"A Bigger Splash," by Luca Guadagnino  (ITA)


​ Venice Film Festival 2015 - Main Competition

Writer Profile

NISIMAZINE 

 

Name: Sabine Kues

Nationality: Germany

Contact: sabinekues@gmail.com

Loud drums accompany the closing of Marianne Lanes concert with the crowd going crazy in a full stadium. The camera follows her as she gets off the stage. Cut. The loud soundscape is harshly interrupted by silence. We find Marianne who is lying at the poolside with Paul. Only the chirping cicadas brake the peaceful scene.

In his fourth feature film, Italian director Luca Guadagnino presents again Tilda Swinton in one of the leading roles, after previously starring in his I am Love (2009). The film draws its inspiration from Jacques Deray's cult film The Swimming Pool (1969) starring Alain Delon and Romy Schneider. This time around, Swinton is playing the famous rock star Marianne who, after surgery on her vocal cords retreats to the Italian island of Pantelleria with her partner Paul (Matthias Schoenaerts). Their literal tranquility comes to a sudden halt when former partner and music producer Harry joins them with his just recently discovered daughter, in the prime of her youth, starring yet again Dakota Johnson.

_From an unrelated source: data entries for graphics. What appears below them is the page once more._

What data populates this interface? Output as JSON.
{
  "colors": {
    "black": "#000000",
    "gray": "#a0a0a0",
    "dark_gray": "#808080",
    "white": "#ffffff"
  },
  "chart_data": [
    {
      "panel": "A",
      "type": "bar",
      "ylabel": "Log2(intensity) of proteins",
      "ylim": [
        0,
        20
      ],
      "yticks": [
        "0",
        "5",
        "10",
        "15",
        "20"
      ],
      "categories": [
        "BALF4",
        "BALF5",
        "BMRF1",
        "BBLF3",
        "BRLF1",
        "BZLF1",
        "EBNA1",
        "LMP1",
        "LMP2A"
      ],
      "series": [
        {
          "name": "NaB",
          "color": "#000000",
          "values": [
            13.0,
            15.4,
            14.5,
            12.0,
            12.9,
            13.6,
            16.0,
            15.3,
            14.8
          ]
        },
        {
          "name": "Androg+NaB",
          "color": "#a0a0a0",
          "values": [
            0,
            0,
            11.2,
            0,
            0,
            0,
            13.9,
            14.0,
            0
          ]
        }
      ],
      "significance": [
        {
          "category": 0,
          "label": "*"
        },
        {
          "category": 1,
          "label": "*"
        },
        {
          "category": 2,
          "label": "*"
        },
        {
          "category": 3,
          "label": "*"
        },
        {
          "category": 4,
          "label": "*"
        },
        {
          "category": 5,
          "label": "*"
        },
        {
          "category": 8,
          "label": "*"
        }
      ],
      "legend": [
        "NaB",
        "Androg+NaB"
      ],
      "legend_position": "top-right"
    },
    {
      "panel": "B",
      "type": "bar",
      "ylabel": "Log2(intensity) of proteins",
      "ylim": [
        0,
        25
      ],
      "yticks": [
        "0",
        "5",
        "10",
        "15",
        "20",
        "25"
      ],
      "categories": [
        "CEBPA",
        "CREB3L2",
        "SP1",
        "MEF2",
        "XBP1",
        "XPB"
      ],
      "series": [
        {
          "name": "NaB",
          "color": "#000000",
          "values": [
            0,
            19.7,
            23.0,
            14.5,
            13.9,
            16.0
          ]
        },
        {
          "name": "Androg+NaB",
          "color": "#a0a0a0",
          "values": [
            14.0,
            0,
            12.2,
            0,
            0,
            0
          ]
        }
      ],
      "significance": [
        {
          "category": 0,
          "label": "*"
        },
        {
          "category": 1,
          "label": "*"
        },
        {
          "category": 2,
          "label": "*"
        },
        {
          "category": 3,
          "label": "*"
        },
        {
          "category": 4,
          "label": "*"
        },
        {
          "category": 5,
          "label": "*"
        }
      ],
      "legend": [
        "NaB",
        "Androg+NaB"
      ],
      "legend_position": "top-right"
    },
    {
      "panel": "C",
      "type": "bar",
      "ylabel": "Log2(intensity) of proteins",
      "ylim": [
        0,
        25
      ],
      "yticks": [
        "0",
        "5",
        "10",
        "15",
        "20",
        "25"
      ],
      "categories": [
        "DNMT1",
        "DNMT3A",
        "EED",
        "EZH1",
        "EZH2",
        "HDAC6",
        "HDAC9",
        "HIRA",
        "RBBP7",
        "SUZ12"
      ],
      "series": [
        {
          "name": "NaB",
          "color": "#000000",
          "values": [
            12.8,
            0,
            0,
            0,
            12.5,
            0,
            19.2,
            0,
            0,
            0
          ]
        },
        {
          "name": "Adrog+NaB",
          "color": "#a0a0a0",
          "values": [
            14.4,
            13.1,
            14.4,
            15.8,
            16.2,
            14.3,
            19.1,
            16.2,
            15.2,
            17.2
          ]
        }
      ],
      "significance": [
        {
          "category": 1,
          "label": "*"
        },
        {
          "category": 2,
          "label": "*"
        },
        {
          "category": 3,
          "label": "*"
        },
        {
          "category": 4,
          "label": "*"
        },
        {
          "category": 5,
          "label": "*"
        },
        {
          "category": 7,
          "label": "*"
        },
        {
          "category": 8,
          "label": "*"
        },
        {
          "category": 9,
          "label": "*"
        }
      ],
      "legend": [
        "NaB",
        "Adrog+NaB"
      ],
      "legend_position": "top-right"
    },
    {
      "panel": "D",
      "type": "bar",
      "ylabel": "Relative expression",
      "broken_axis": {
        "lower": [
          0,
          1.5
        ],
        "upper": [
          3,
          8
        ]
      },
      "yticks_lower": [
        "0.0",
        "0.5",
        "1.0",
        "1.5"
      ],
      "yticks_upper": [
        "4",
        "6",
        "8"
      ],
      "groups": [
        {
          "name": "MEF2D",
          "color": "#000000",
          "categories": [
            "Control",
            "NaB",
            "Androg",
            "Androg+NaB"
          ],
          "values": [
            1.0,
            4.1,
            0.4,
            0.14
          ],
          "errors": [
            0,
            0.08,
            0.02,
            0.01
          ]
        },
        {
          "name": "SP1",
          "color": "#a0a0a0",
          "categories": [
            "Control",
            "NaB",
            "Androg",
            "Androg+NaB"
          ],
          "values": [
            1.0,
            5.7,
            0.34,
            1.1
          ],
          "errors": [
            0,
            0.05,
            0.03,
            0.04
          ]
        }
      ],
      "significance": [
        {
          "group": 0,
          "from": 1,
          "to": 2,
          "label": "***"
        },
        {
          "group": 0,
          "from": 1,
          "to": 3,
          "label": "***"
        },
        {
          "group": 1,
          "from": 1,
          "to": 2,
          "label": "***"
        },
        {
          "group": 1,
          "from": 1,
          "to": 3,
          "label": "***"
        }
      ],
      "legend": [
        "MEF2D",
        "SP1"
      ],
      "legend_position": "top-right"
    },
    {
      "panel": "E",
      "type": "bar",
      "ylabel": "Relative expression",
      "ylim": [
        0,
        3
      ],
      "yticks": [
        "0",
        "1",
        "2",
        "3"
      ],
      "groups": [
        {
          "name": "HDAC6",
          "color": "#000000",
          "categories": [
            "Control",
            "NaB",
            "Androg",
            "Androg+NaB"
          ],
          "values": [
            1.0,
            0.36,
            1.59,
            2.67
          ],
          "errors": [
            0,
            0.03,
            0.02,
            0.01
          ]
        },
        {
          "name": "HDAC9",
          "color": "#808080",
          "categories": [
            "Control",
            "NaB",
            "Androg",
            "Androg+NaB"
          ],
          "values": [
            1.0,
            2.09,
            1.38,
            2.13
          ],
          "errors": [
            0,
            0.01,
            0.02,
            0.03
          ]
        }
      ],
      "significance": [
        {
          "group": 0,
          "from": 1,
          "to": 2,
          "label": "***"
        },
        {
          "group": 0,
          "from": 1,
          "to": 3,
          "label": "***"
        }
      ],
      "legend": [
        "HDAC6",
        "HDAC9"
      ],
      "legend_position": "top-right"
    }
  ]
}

From then on the story intensifies more and more as the serenity of a couple enjoying each other’s company turns into an ambience of mistrust and aggression as old stories from the past keep on surfacing.

The structure of the film encourages this return of the past with continuous flashbacks showing the common history of this love triangle. The tranquility and silence, as Marianne and Paul hardly talk due to her surgery comes to an abrupt halt with the arrival of Harry, played amazingly by an hyper-active Ralph Fiennes. The soundscape irrevocably has to change, as he is the exact opposite to Paul: loud, importunate, funny with a tendency to craziness but his extroversion also gives him a soft side by easily bonding with people. This had even once brought Paul on the scene, as we learn that Harry ultimately was the one who introduced the couple with exactly the intention of hooking them up. Now in their progressed years, finally wanting to settle down or being well on their way of having settled down, this gathering of old acquaintances turns into an explosive mix.

An erotic tension comes with every move the characters make, lounging half-naked in the deck chairs with the camera moving along their exposed skin. Especially the young daughter Penny obviously is trouble, as she pleasurably peels a fig and intensifies her gazes more and more on Paul. The weather forecast announces the hot Scirocco wind going to hit the island soon with sand from the Sahara. With the blast of the wind comes the blast from the past. Deeper desires and intentions will be laid open – confounding every bond between this group of people confined on the island.

But the film also tells as if in passing the story of more people seeking asylum on this island: war refugees. Through the news on the radio, television and also direct encounters on the island the film returns to this highly acute political theme throughout the development of the story. A bit misleading at times, the question persists: is the story of the group of friends a metaphor for Europe's treatment of people seeking help behind its borders – or vice versa?
It seems neither is the case, but merely the nature and location of the island which calls it a necessity to pick up the subject. The film has good intentions but does not really come to terms on this one.

While especially the soundscape succeeds here in transmitting the different atmospheres of the present and the past and creates the ultimate suspense, as well as being the strongest force in characterizing the protagonists, the film does occasionally annoy with the seen-before Lolita played by Johnson and the awkward silence by Swinton.